I would like to package my java web application http://kunagi.org/ for Ubuntu (and Debian).

Should the package create a user kunagi, provide an init script and configuration files for the existing tomcat6, so that my application runs in a separate jvm instance with its own privileges? Or should the package just drop the web application into /var/lib/tomcat6/webapps/, so that it runs with the tomcat process and privileges?


That should be the choice of the sysadmin. Just package the app in order to just run out-of-the box. If the sysadmin wants increased security that is his work :)

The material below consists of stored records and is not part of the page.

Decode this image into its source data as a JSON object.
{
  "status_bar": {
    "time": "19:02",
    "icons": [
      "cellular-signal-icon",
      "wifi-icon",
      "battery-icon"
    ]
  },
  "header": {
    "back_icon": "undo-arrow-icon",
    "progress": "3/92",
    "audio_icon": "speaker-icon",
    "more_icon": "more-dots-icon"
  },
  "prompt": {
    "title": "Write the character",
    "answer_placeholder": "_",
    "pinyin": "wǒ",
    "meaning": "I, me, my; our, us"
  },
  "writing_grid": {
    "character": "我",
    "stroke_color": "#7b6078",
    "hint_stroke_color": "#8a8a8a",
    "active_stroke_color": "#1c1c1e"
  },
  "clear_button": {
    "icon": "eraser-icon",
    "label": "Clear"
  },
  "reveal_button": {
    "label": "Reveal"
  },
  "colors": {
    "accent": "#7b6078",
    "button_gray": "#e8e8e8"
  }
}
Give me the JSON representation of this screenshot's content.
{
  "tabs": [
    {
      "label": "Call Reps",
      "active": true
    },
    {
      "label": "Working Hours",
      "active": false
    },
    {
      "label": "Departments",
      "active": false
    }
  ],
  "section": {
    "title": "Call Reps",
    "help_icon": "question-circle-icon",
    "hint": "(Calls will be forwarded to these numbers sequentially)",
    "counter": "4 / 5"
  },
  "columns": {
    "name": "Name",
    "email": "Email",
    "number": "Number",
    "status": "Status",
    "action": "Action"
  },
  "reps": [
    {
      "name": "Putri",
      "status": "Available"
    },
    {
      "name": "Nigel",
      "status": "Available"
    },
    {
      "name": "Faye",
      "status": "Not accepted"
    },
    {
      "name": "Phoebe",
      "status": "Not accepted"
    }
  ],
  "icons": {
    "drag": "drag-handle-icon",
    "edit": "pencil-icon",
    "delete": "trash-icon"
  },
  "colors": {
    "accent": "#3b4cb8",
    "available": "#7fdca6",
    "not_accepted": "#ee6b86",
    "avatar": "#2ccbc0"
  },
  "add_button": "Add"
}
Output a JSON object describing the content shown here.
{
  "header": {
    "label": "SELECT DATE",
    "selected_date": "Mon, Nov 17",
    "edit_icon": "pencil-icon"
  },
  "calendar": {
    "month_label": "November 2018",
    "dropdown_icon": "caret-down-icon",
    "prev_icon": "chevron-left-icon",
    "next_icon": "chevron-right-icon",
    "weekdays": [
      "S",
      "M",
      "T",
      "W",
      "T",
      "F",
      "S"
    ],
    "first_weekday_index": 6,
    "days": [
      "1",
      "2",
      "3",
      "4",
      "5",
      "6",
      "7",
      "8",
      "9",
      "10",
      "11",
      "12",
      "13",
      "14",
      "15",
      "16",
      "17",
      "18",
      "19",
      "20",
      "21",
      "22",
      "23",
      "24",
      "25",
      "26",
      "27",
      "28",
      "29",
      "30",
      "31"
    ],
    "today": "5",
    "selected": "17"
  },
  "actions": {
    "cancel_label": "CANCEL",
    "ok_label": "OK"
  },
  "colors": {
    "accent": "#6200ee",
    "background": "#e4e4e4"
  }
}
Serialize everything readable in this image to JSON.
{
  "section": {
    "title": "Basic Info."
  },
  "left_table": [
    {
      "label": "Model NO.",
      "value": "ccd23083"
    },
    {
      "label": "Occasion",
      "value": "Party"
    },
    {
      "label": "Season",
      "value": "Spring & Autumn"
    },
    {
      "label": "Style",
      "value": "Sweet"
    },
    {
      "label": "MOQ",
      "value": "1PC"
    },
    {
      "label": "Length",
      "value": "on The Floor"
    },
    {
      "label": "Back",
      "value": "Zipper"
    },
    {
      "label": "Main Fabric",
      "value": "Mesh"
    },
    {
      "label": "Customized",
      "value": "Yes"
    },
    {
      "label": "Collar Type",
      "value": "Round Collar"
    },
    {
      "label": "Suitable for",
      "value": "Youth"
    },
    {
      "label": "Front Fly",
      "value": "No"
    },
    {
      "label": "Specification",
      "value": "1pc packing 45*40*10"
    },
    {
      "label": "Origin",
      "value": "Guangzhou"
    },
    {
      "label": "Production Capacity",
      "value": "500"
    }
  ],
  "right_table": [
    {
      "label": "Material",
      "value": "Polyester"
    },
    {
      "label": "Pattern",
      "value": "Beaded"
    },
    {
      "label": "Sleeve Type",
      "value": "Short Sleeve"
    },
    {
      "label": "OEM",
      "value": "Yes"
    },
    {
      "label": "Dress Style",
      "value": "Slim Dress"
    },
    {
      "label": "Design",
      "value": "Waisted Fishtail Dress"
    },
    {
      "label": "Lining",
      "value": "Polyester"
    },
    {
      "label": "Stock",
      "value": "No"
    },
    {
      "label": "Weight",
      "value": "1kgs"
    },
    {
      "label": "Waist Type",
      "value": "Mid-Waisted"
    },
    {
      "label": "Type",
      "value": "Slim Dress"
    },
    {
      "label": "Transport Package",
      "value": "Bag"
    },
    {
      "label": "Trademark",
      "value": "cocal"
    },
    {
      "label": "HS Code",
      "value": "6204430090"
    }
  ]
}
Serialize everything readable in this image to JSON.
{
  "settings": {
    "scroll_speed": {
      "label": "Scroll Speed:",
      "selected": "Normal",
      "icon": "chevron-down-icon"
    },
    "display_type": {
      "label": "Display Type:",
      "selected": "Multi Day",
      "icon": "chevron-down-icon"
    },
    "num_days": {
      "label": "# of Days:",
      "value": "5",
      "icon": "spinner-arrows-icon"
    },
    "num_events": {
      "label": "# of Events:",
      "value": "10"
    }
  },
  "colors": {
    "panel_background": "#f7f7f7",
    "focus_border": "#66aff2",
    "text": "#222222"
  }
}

Rather than modify an existing tomcat/webapp installation, you could provide (1) stand-alone package that runs with an embedded web server, and (2) provide a simple ".war" file that people can download and install into their own tomcat (or jetty or glassfish or...) server. (If you have a versino that's a stand-alone server, then it's trivial to also provide the war as a separate download.)

As for upgrades, the stand-alone version can upgrade with your package manager (apt,rpm,yum,etc); but, if people install the war into tomcat, it would be up to the person who installed it to upgrade it manually, or you can provide a updater inside the web application. For a really nice example of this, see jenkins (formerly hudson). Sonatype/nexus also has separate installation options.

The general guidance to give to end-users is: for the quick & easy personal PC installation, go with the stand-alone version. For a mature data center and long-term ease of management, go with the ".war" in an existing app server.

The problem with a package manager modifying an existing tomcat installation is that there may be ump-teen webapps inside that tomcat, and usually there's a unexpectedly tight dependency between a version of tomcat & the versions of the webapps. It's best to upgrade tomcat first, test to see if all the webapps still work, then upgrade the webapps one by one. (Or, perhaps I'm just being paranoid, since that's the only method that has worked for me, historically.)